Elastic Search Mapping This setting specifies (in JSON format) the mapping to use when indexing unstructured documents in Elasticsearch.
Elastic Search Pipeline Configuration This setting specifies (in JSON format) the Elasticsearch pipeline configuration to use when indexing unstructured documents.
Elastic Search Directory Write-all Controls whether to give write-all permission to the esi directory in the output corpus FLDS.
Elasticsearch Index Settings This setting specifies (in JSON format) the index settings to use when indexing unstructured documents in Elasticsearch.
Skip Teardown Of Dynamic Resources Controls whether dynamic K8s-based resources associated with the pipeline are left running after the pipeline is complete. This setting is disabled by default. Enabling it can result in increased cloud resource usage.
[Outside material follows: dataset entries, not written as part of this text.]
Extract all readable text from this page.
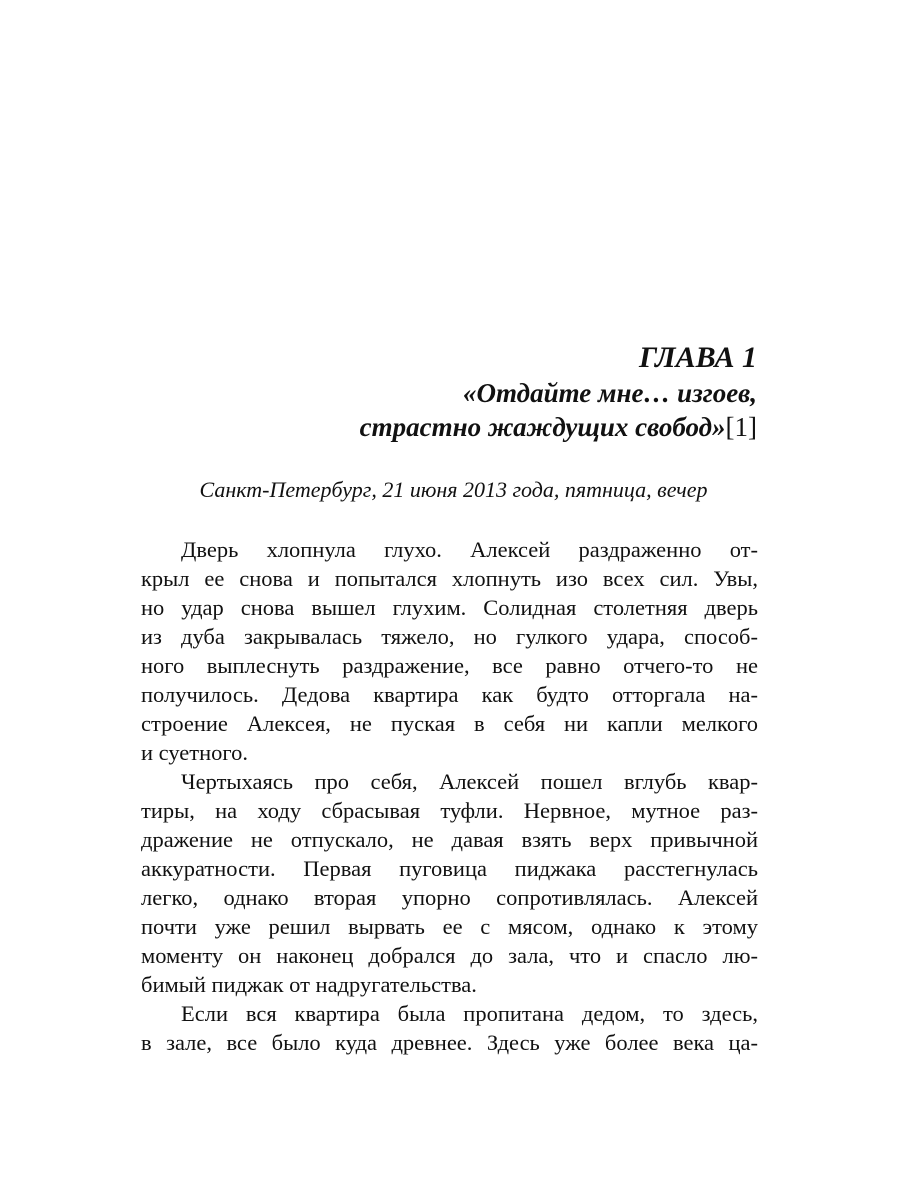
ГЛАВА 1

«Отдайте мне… изгоев,

страстно жаждущих свобод»[1]

Санкт-Петербург, 21 июня 2013 года, пятница, вечер

Дверь хлопнула глухо. Алексей раздраженно от-
крыл ее снова и попытался хлопнуть изо всех сил. Увы,
но удар снова вышел глухим. Солидная столетняя дверь
из дуба закрывалась тяжело, но гулкого удара, способ-
ного выплеснуть раздражение, все равно отчего-то не
получилось. Дедова квартира как будто отторгала на-
строение Алексея, не пуская в себя ни капли мелкого
и суетного.
Чертыхаясь про себя, Алексей пошел вглубь квар-
тиры, на ходу сбрасывая туфли. Нервное, мутное раз-
дражение не отпускало, не давая взять верх привычной
аккуратности. Первая пуговица пиджака расстегнулась
легко, однако вторая упорно сопротивлялась. Алексей
почти уже решил вырвать ее с мясом, однако к этому
моменту он наконец добрался до зала, что и спасло лю-
бимый пиджак от надругательства.
Если вся квартира была пропитана дедом, то здесь,
в зале, все было куда древнее. Здесь уже более века ца-
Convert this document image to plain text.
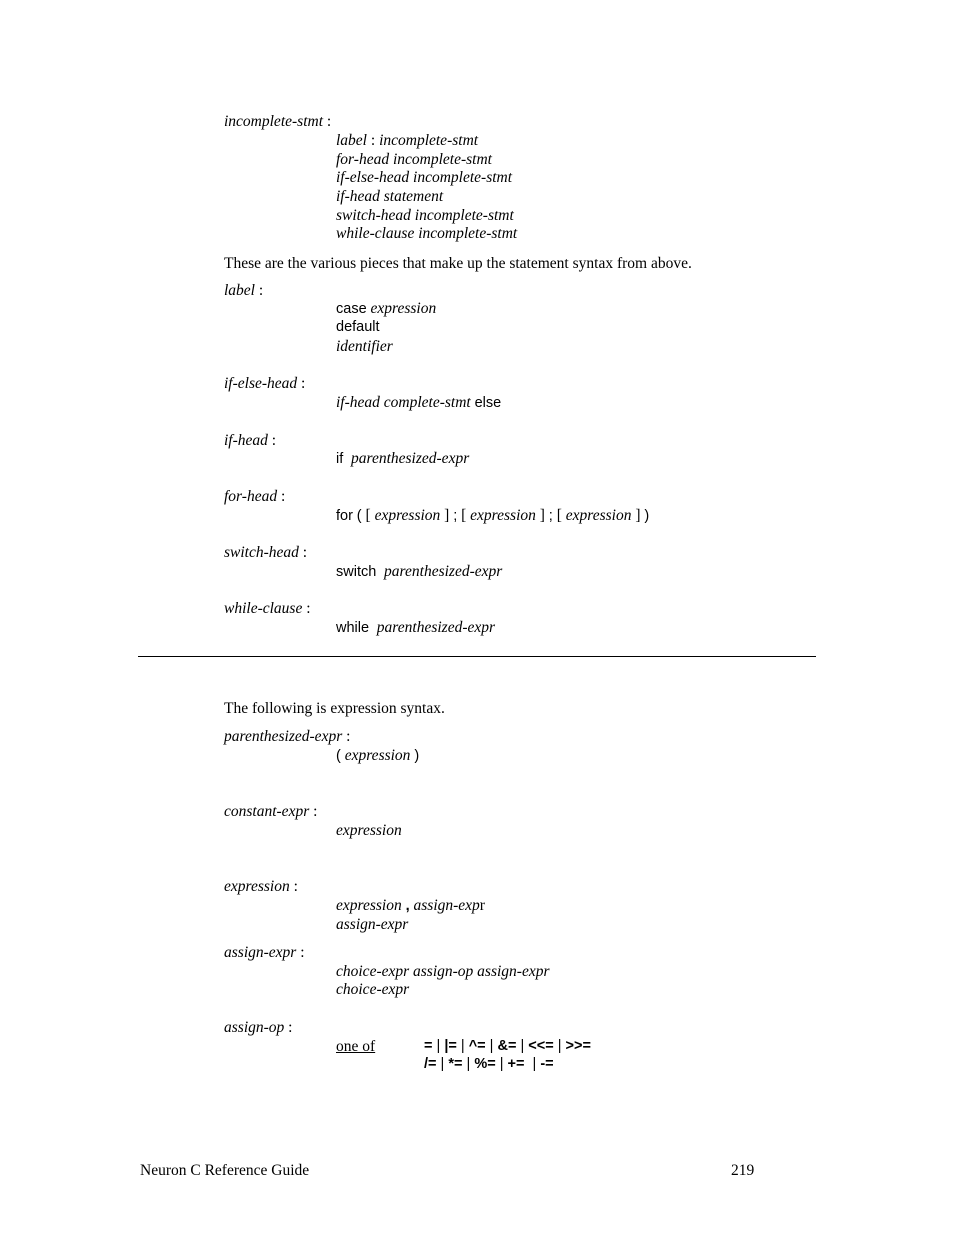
incomplete-stmt :
label : incomplete-stmt
for-head incomplete-stmt
if-else-head incomplete-stmt
if-head statement
switch-head incomplete-stmt
while-clause incomplete-stmt
These are the various pieces that make up the statement syntax from above.
label :
case expression
default
identifier
if-else-head :
if-head complete-stmt else
if-head :
if parenthesized-expr
for-head :
for ( [ expression ] ; [ expression ] ; [ expression ] )
switch-head :
switch parenthesized-expr
while-clause :
while parenthesized-expr
The following is expression syntax.
parenthesized-expr :
( expression )
constant-expr :
expression
expression :
expression , assign-expr
assign-expr
assign-expr :
choice-expr assign-op assign-expr
choice-expr
assign-op :
one of	= | |= | ^= | &= | <<= | >>=
/= | *= | %= | += | -=
Neuron C Reference Guide	219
Default Finish Pending Writes On Pipeline Cancellation Controls whether to finish any pending writes for documents during pipeline cancellation. There is a flag in the cancellation request that can be used to override this setting. This setting is enabled by default.
Post-persist Postprocessor Specifies any post-persist semantic postprocessors in the pipeline.
Rich Text Extractor Lists the HTML extractors to use in the pipeline.
Post Worker Service Specifies a service to invoke on documents after they are successfully processed by the pipeline worker processes.
Pre-persist Postprocessor Specifies any pre-persist semantic postprocessors in the pipeline.
Status Journal Base Path Specifies the base path for storage of the status journal. By default, status journals are written to a status_journals subdirectory in the Anzo Data Store that is specified for the pipeline.
Content Transformer Specifies any content transformation and metadata extraction components to use in the pipeline.
Document Crawler Thread Count Specifies the number of threads to use for document crawling. The default value is 4.
Worker Service ID Specifies the worker service ID to send requests to. If not specified, the default is pipelineWorkerService.